Date of Award
12-1-2024
Degree Name
Doctor of Philosophy
Department
Electrical and Computer Engineering
First Advisor
Weng, Ning
Abstract
Machine Learning (ML)-based Network Intrusion Detection Systems (NIDS) hold great promise for enhancing network security. As a security application, concerns persist regarding the generalization and robustness of ML-based NIDS. To facilitate real-world deployment, it is crucial to ensure the generalization and robustness of ML-based NIDS to attain a certain level of effectiveness. The current practices for ML-based NIDS are investigated, revealing challenges to generalization posed by tabular data representations and the need for tailored models in diverse network scenarios that reflect the lack of robustness.

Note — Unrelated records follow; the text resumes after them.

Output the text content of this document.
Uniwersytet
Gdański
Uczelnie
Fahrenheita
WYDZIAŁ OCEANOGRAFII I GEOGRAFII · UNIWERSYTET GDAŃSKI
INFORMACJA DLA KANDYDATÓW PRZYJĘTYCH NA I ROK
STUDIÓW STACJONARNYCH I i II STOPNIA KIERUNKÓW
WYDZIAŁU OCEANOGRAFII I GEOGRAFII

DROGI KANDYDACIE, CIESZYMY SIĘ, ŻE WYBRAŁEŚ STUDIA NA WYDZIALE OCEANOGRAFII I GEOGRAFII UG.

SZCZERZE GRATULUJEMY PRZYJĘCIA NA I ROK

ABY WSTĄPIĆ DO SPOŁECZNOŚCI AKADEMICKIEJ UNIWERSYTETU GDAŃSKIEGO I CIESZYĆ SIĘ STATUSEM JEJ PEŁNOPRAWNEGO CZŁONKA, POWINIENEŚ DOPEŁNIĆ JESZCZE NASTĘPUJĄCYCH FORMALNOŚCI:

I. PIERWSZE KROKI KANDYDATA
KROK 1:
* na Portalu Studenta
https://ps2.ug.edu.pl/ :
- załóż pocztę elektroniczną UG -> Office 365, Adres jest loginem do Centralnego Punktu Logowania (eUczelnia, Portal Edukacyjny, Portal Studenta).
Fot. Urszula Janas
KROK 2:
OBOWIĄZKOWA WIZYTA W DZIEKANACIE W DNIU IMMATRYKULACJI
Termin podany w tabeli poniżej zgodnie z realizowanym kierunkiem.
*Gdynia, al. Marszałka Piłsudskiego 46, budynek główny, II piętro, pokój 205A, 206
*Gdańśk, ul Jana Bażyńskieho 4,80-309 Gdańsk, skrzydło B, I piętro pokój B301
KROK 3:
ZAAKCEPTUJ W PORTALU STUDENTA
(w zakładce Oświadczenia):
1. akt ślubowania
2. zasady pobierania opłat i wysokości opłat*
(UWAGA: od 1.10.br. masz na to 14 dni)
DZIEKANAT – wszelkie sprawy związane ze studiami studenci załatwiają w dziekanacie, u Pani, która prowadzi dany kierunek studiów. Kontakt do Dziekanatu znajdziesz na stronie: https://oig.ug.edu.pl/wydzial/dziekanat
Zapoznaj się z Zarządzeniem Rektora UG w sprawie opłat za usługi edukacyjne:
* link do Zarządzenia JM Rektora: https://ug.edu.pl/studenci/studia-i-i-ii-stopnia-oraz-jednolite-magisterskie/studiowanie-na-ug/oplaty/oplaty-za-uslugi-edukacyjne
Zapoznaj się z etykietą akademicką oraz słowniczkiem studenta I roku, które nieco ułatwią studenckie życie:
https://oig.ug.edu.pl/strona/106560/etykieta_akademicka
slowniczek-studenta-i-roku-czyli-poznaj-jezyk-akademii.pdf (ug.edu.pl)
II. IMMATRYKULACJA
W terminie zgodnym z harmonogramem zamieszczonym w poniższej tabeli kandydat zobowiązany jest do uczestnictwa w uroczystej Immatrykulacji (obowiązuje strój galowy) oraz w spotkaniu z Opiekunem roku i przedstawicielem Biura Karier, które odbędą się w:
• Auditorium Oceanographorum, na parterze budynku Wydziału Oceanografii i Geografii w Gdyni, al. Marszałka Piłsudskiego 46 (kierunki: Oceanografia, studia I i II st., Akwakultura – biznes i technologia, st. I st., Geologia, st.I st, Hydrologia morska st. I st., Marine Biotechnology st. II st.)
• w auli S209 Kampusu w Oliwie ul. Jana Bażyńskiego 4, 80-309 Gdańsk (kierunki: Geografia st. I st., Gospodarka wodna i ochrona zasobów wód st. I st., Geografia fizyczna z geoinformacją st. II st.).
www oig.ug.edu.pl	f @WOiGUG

The unique characteristics of NIDS scenarios pose challenges to ML but also bring opportunities to solve them. Given ML-based NIDSs are data-driven methods, the unique network traffic data, which needs to be reconstructed representation, plays a pivotal role. This dissertation focuses on flexible network traffic representation to investigate its impact on the generalization and robustness of ML-based NIDS. This dissertation starts by delving into NIDS’s unique characteristics and challenges. Further, this dissertation introduces a comprehensive data augmentation framework for current ML-based NIDSs. In addition, this dissertation proposes a novel heterogeneous temporal graph network traffic representation and corresponding graph neural network NIDS model. This dissertation also studies adversarial attacks on NIDS, proposing a projecting-based traffic-space adversarial evasion attack generation method with a basic feature sequence traffic representation.